Bug #75026 for URI: Percent character not escaped

Wed Feb 15 09:17:15 2012 bits [...] itools.com - Ticket created

Subject:

Percent character not escaped

Hi Gisle, I was expecting a "%" character not followed by /[0-9a-fA-F]{2}/ to be percent-encoded, per RFC 2396 2.4.2: Because the percent "%" character always has the reserved purpose of being the escape indicator, it must be escaped as "%25" in order to be used as data within a URI. However, the percent "%" character passes through URI unescaped: use URI; use URI::Escape; my $unescaped = 'http://example.org/10%_of_nothing'; my $expected_uri = 'http://example.org/10%25_of_nothing'; my @uris = ( URI->new($unescaped), URI->new_abs('10%_of_nothing', 'http://example.org/'), URI->new_abs(uri_escape('10%_of_nothing'), 'http://example.org/') ); for (@uris) { my $canonical_uri = $_->canonical; print $canonical_uri, ($canonical_uri eq $expected_uri ? ' is ' : " isn't "), $expected_uri, "\n"; } # http://example.org/10%_of_nothing isn't http://example.org/10%25_of_nothing # http://example.org/10%_of_nothing isn't http://example.org/10%25_of_nothing # http://example.org/10%25_of_nothing is http://example.org/10%25_of_nothing Curiously, use Regexp::Common qw( URI ); # gives $RE{URI}{HTTP} print $unescaped, ($RE{URI}{HTTP}->matches($unescaped) ? ' matches ' : " doesn't match "), "Regexp::Common::URI::http\n"; # http://example.org/10%_of_nothing matches Regexp::Common::URI::http are these both bugs or have I misinterpreted the spec?

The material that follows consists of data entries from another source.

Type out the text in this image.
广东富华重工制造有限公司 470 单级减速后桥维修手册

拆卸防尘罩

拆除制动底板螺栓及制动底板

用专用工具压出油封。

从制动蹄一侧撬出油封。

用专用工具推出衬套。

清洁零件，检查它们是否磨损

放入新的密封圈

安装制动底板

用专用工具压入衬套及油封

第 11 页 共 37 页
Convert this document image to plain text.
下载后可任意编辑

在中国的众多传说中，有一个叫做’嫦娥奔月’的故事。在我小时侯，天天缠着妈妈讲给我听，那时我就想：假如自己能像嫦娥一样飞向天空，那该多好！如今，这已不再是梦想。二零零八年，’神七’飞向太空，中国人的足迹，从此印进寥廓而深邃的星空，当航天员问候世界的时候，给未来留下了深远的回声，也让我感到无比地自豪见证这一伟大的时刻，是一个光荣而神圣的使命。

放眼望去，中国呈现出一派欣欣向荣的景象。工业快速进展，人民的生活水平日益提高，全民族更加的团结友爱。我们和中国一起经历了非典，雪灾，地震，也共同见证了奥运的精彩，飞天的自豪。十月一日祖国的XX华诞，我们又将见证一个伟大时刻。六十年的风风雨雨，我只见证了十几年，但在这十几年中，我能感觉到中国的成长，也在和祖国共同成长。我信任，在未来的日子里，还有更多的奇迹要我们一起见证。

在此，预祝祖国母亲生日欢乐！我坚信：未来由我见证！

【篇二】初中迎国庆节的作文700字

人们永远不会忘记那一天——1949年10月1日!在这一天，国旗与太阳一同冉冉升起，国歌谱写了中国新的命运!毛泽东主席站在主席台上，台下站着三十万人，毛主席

Wed Feb 15 09:20:42 2012 bits [...] itools.com - Correspondence added

From:

bits [...] itools.com

The web RT interface seems to mangle the report, download looks ok.

Sat Apr 21 16:36:07 2012 bits [...] itools.com - Correspondence added

From:

bits [...] itools.com

Gisle, Could you please weigh in on whether URI->canonical() would need to process strings containing percent characters not followed by /[0-9a-fA-F] {2}/ by escaping them to %25 to form a valid RFC 2393 URI? If canonical() isn't meant to accept unescaped strings and produce a conformant URI, perhaps the docs could indicate that strings should be parsed into its components, appropriately uri_escaped and re-assembled into a URI string before passing to canonical? Thanks for shedding some light on this.

Sun May 13 07:54:03 2012 GAAS [...] cpan.org - Correspondence added

It's deliberate that URI does not modify % followed by something that isn't a hex number. As I remember it this was based on some wording somewhere (in the old days) that said that the sequence % not followed by a hex number was reserved for future extensions. By passing these sequences through unchanged URI would be compatible with this potential future.

I'm not able to locate this wording anywhere now.

This means that I'm fine with changing URI's behaviour in this regard.

Sun May 13 07:54:05 2012 The RT System itself - Status changed from 'new' to 'open'